En RDC, le championnat d’élite navigue, depuis 3 ans, sur les eaux troubles. Tantôt, la Linafoot connait une fin agitée sur fond des contentieux administratifs entre clubs. Tantôt, elle n’arrive pas jusqu’à la dernière journée ou elle s’arrête carrément dès la phase aller. Le football congolais sombre depuis la période de l’après COVID. Et le championnat d’élite peine à retrouver une certaine régularité.
« On ne se dirige pas encore vers la fin du championnat. Tout peut reprendre, mais à condition que le gouvernement intervienne le plus vite possible afin de sauver la saison.

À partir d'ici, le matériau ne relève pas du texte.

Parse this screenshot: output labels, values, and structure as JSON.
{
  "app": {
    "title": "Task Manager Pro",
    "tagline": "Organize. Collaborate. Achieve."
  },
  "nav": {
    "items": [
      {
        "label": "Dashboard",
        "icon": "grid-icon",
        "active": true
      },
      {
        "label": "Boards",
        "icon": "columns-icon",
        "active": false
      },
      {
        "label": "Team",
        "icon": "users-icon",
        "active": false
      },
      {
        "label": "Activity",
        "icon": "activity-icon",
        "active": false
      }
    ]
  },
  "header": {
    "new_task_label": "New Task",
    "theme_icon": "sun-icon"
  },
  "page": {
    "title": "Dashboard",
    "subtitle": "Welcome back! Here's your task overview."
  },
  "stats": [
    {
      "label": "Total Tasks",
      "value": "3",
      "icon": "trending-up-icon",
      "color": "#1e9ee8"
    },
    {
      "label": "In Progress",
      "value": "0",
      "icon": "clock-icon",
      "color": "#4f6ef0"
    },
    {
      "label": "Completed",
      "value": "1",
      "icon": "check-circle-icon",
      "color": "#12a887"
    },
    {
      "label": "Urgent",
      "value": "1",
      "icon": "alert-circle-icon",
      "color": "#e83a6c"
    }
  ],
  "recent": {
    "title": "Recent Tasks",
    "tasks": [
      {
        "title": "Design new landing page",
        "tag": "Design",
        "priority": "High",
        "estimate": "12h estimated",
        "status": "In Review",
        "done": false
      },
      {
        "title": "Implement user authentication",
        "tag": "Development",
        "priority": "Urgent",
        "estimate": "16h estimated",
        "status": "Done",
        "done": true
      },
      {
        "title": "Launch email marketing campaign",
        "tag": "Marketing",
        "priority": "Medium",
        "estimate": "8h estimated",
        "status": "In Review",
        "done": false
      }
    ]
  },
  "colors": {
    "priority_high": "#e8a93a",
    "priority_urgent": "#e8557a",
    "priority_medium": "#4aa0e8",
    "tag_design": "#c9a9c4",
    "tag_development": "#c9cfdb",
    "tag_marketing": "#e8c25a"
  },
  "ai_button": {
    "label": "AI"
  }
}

S’il y a arrêt de championnat édition 2022-2023, ça sera une deuxième fois et ce n’est pas bien. La saison dernière, c’était pour cause des barrages du mondial Qatar ; cette saison, ce serait pour le CHAN. Deux arrêts à cause des Léopards, la sélection devient un frein pour le Championnat national ? C’est la question, pourtant ce dernier est censé permettre l’éclosion des talents au profit des sélections », analyse Brayn Mpungu.
Serge NKonde pointé ?
Une communication de la Fecofa se fait attendre. Certains observateurs du football congolais pointent la responsabilité de Serge Konde, ministre congolais des Sports. « A mon avis, le ministère des Sports a mal géré des fonds alloués à son secteur. On a assisté à des activités inutiles qui n’ont rien produit en lieu place de subventionner le championnat national, une pépinière de talents », regrette M. Nzazi.
Pourtant, un proche du ministre des Sports confie à Sahutiafrica que M. Nkonde a accepté d’engager de fonds pour la poursuite de la Linafoot. Selon lui, les choses tardent au niveau du ministère des Finances. « Ils ne voient que la scène, en oubliant ce qui se passe dans les coulisses », ironise-t-il.
Entre-temps, la Linafoot perd de plus en plus, pour plusieurs analyses, sa saveur. Elle n’attire plus. Surtout à Kinshasa, où le stade est presque vide même lors des rencontres phares du championnat national.